PLOT In 19th-Century England, a female paleontologist begins an affair with a married woman.
CAST Kate Winslet, Saoirse Ronan
RATED R (explicit sex)
WHERE In theaters; on demand Dec. 4
BOTTOM LINE Candlelit erotica for Oscar voters.
Kate Winslet and Saoirse Ronan act their way right out of their petticoats in "Ammonite," Francis Lee’s story of forbidden love between the paleontologist Mary Anning and a young Charlotte Murchison in 19th-Century England. It’s a steamy fantasy built around a somewhat odd combination of tight corsets and muddy fossils.
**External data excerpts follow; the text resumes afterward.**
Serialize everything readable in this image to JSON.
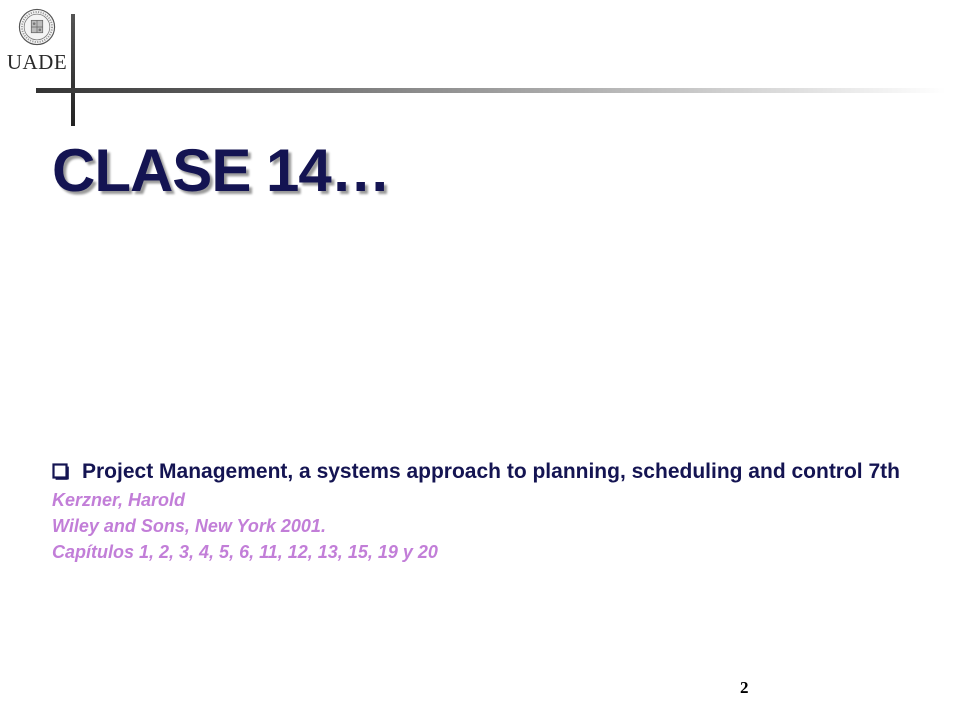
{
  "logo": {
    "text": "UADE",
    "seal_icon": "university-seal-icon"
  },
  "slide": {
    "title": "CLASE 14…",
    "reference": {
      "title": "Project Management, a systems approach to planning, scheduling and control 7th",
      "author": "Kerzner, Harold",
      "publisher": "Wiley and Sons, New York 2001.",
      "chapters": "Capítulos 1, 2, 3, 4, 5, 6, 11, 12, 13, 15, 19 y 20"
    },
    "page_number": "2"
  },
  "colors": {
    "title": "#141452",
    "citation": "#c27ed8",
    "bullet": "#141452"
  },
  "icons": {
    "bullet": "checkbox-bullet-icon"
  }
}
The characters are real but the romance is fictional, which puts this movie in an awkward category: part biographical drama, part erotic fan-fiction.
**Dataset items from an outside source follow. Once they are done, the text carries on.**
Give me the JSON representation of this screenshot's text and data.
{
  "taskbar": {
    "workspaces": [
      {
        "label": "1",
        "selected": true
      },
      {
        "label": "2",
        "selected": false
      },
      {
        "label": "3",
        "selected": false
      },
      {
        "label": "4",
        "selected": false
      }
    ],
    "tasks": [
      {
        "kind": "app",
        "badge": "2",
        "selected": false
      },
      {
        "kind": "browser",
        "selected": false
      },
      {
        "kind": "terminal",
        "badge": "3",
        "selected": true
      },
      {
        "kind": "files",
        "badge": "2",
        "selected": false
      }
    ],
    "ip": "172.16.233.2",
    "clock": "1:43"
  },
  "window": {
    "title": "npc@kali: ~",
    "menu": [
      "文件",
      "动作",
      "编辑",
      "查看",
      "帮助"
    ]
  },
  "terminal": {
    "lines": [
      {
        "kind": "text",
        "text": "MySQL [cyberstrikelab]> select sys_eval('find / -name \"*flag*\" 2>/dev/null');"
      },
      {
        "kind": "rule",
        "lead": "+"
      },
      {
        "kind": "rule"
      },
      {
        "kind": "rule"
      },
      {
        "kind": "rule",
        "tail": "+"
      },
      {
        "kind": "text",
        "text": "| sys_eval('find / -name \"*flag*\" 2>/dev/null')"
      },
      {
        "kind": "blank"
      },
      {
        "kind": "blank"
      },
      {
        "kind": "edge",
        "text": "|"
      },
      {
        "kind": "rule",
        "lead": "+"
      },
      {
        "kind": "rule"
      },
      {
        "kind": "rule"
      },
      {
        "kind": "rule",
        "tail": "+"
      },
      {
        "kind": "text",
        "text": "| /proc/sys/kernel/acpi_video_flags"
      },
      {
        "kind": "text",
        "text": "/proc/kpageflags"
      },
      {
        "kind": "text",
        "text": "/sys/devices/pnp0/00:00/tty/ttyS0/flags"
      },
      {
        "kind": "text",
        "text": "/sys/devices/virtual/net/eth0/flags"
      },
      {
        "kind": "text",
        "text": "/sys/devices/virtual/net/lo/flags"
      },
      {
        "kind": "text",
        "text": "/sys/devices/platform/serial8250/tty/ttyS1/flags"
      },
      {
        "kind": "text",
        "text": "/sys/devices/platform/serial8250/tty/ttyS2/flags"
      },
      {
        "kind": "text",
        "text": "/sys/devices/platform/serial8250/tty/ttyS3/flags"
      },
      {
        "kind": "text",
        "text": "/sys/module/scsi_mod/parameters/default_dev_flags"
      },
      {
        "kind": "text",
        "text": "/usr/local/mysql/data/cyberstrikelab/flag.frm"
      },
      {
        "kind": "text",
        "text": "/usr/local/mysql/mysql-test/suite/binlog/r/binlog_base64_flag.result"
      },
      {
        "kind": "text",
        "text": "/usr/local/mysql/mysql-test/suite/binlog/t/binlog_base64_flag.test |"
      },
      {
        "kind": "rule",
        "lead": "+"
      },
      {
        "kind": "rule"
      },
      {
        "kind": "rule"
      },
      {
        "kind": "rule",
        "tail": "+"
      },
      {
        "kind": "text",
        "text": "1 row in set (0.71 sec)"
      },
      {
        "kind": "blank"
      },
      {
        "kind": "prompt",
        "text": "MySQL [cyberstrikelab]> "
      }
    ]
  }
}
Winslet plays Anning, a self-taught paleontologist of some renown (her 17-foot ichthyosaur discovery was displayed in the British Museum) but whose gender has excluded her from London’s scientific community. We find Mary living in the coastal town of Lyme Regis, a backdrop that mirrors her personality: craggy, cold and hostile. Her only company is her ailing mother, Molly (Gemma Jones), a figure of Dickensian misery with rheumy eyes and a bloody cough. Bumbling into this unhappy picture is Roderick Murchison (James McArdle), a budding geologist, who decides to leave his pretty but fragile wife, Charlotte (Ronan), in Mary’s care while he returns to London.
That’s one of many contrivances writer-director Lee employs to throw his two leads into each other’s arms. "We should share a bed," Charlotte not-so-innocently tells her host. It isn’t long before she and Mary are making passionate love on the excavation table while the fossilized ammonites — extinct, nautilus-like creatures — sit placidly by. At times like these, the strong performances by Winslet and Ronan seem to be all that separate this movie from a soft-core bodice-ripper.
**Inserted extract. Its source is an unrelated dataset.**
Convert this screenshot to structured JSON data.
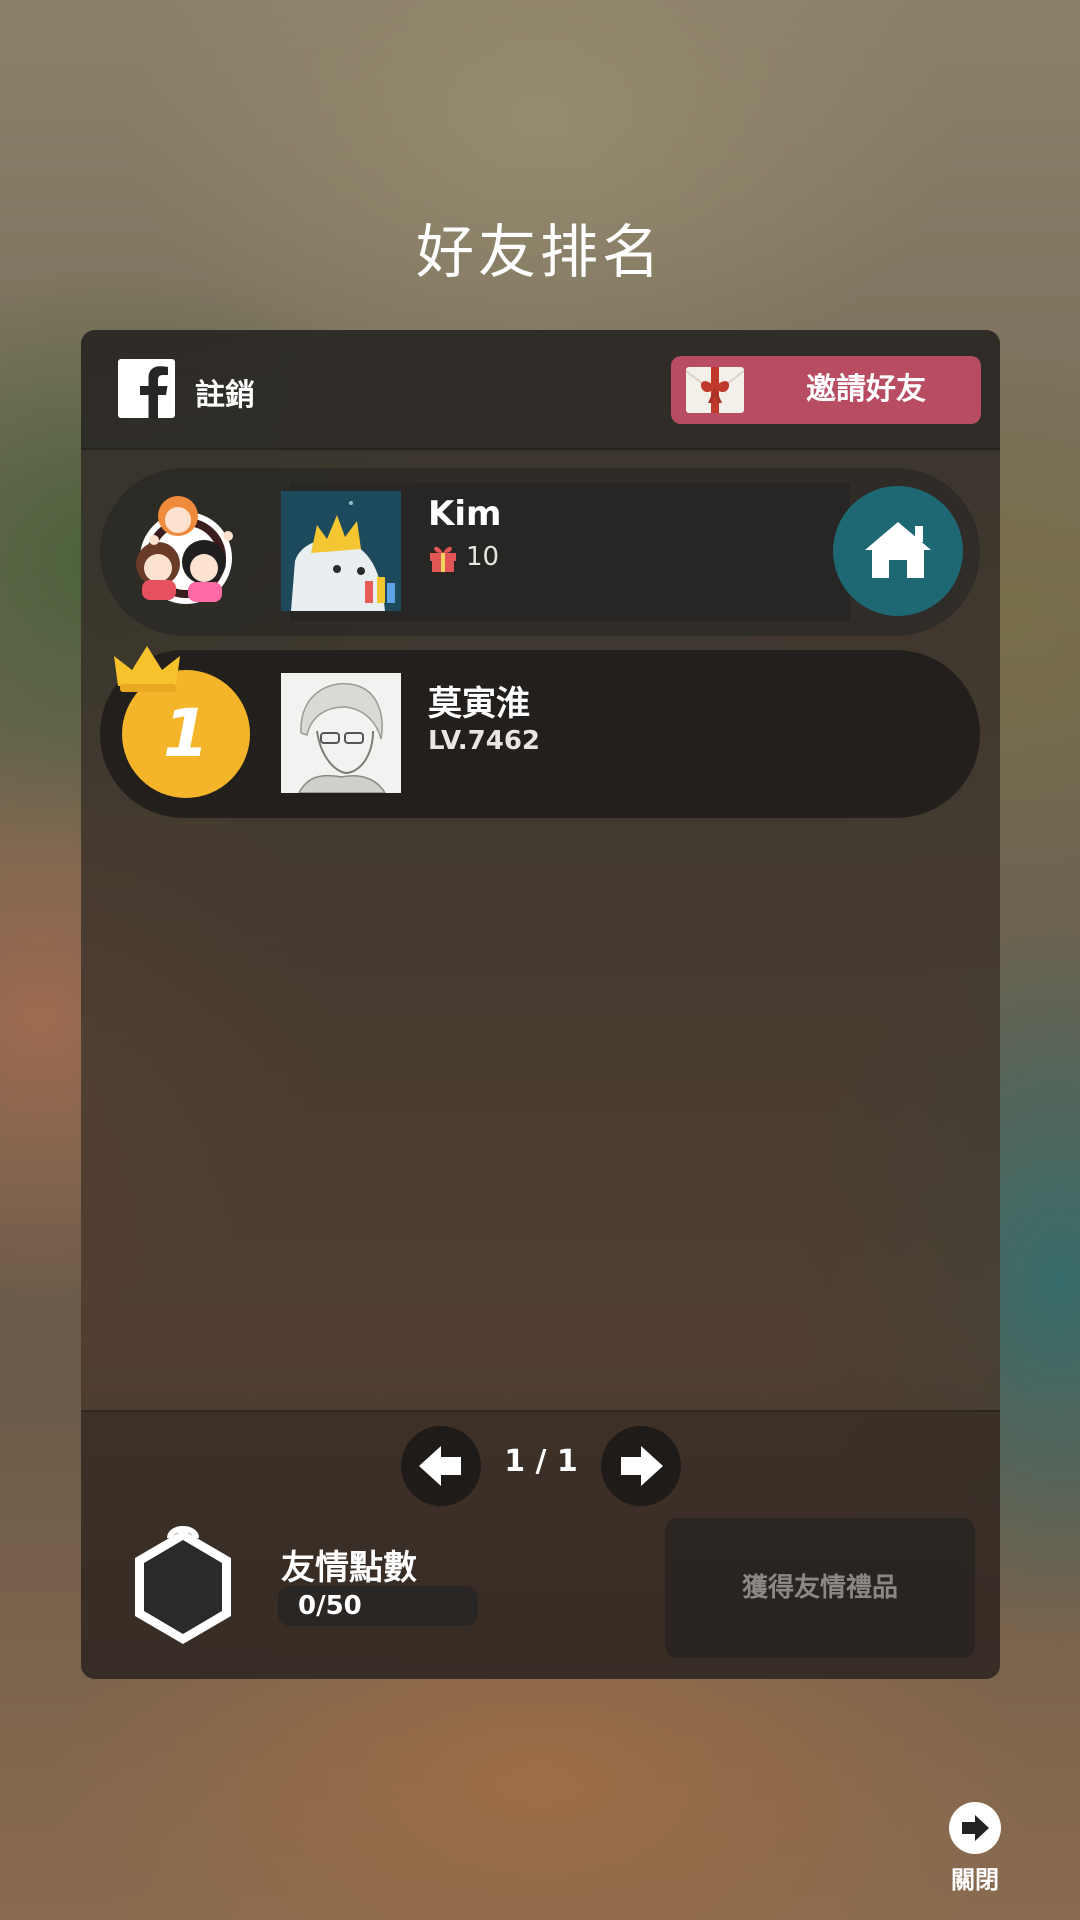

"Ammonite" takes a great deal of poetic license. For one, there’s no evidence these real-life women developed anything more than a friendship. Nor, it seems, did Charlotte and Roderick Murchison have the grim marriage portrayed here; they appear to have been a well-matched couple who traveled the world together and shared a passion for science. Charlotte was a noted geologist in her own right, yet for some reason Lee sees fit to strip away her accomplishments and turn her into a sparkly-eyed ingénue.
All this twisting of the truth undermines the movie’s heroic portrayal of two lesbians defying an oppressive patriarchy. It’s as if Lee began with an agenda, then hammered history until it fit. (He also hints at a past romance between Anning and Elizabeth Philpot, another fossil collector of the era, played by Fiona Shaw.) The result is a well-crafted, beautifully acted movie that includes a fair amount of explicit sex — regardless of whether anyone had it or not.